Par PAULO CAPEL NARVAI*
Les valeurs et croyances du bolsonarisme jouent un rôle fondamental dans la négligence de la lutte contre le COVID-19. Il ne s'agit pas seulement des nombreuses bévues du gouvernement fédéral
Fernando Haddad a mis en garde, récemment dans un article paru dans le journal FSP (terre d'atouts), au fait que le discours d'opposition au déni de Bolsonaro sur la pandémie de COVID-19 et les possibilités des vaccins, peut "donner la fausse impression" que celui qui le fait, étant un manager, "fait du bon travail, ce qui n'est pas le cas". vrai », faisant référence au gouverneur de l'État et au maire de São Paulo. Et il a cité les données de l'État et de la capitale comme étant "sans controverse", car les décès dans ces endroits "ont atteint respectivement 909 par million et 1.131 XNUMX par million".
Haddad a approuvé la critique (Le Plan São Paulo doit être révisé) qui voit dans ces indicateurs un "problème de gestion", puisque "São Paulo, ville et état, n'a pas adopté les mesures qui ont permis à des pays comme la Chine, le Vietnam, l'Australie et la Nouvelle-Zélande d'obtenir des résultats sanitaires et, par conséquent, économiques satisfaisants : le protocole TRIS (Supported Testing, Tracing, and Isolation) ». Anticipant les réactions, il a anticipé : « pour ceux qui jugent la solution utopique, il suffit de vérifier les résultats de la ville qui a adopté [TRIS]. Araraquara, gouvernée par le PT, compte environ 250 morts par million ».
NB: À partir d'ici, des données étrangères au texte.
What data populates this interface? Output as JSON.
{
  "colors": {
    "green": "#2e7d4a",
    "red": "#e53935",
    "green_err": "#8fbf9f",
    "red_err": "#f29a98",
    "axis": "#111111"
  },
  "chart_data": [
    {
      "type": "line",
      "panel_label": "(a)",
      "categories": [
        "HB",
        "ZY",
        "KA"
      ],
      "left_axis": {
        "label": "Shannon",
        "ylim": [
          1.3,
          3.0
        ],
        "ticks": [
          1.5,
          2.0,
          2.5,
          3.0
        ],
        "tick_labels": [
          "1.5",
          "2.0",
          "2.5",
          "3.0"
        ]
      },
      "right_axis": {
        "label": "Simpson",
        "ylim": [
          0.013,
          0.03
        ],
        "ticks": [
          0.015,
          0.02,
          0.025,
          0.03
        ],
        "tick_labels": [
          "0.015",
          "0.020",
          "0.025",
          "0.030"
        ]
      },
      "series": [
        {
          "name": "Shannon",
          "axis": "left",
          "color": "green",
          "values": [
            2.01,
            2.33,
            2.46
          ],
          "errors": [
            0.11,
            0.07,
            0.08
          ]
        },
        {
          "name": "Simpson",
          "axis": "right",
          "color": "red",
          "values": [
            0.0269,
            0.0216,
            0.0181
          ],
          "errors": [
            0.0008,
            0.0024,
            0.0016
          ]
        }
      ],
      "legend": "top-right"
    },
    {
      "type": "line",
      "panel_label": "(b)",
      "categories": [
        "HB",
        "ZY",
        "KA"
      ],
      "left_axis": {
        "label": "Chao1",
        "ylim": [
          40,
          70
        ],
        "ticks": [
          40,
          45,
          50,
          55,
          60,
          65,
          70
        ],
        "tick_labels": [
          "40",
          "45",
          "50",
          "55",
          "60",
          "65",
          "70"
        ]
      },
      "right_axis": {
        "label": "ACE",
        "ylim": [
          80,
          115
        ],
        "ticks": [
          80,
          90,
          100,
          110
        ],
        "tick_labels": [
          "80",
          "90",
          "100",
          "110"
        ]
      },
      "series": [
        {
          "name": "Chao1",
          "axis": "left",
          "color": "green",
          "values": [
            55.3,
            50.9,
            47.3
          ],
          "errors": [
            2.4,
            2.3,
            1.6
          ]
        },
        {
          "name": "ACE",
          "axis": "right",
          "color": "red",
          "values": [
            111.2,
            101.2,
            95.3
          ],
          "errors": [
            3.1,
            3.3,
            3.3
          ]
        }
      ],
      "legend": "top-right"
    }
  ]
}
C'était suffisant pour accuser l'ancien maire de São Paulo de déformer les chiffres et de manipuler les indicateurs, les utilisant pour soutenir des critiques qui n'auraient que des fondements politiques, car ils diffèrent de Doria et de Bolsonaro. Selon ces détracteurs, il ne suffirait pas de reproduire, autrement dit, des accusations qui apparaissent aussi sur les réseaux sociaux, comme « C'est un génocide » ; "Bolsonaro est un meurtrier", entre autres expressions. L'un des critiques de Haddad a déclaré que lui et le PT "continuent de traiter les électeurs comme des attardés, convaincus que la rhétorique peut remplacer les résultats". Bolsonaro lui-même réfute les critiques selon lesquelles il ne donne pas le bon exemple, les accusant d'être "idiots, imbéciles".
Génocide, homicide, meurtrier, criminel – les critiques répondent.
Ce sont des mots durs, des deux côtés. Y aurait-il cependant un fondement à cela, au-delà des aspects politiques et idéologiques qui motivent son utilisation ? Ces termes ne seraient-ils pas exagérés ? Les électeurs du PT seraient-ils « attardés, idiots, imbéciles » ? Bolsonaro serait-il un meurtrier ?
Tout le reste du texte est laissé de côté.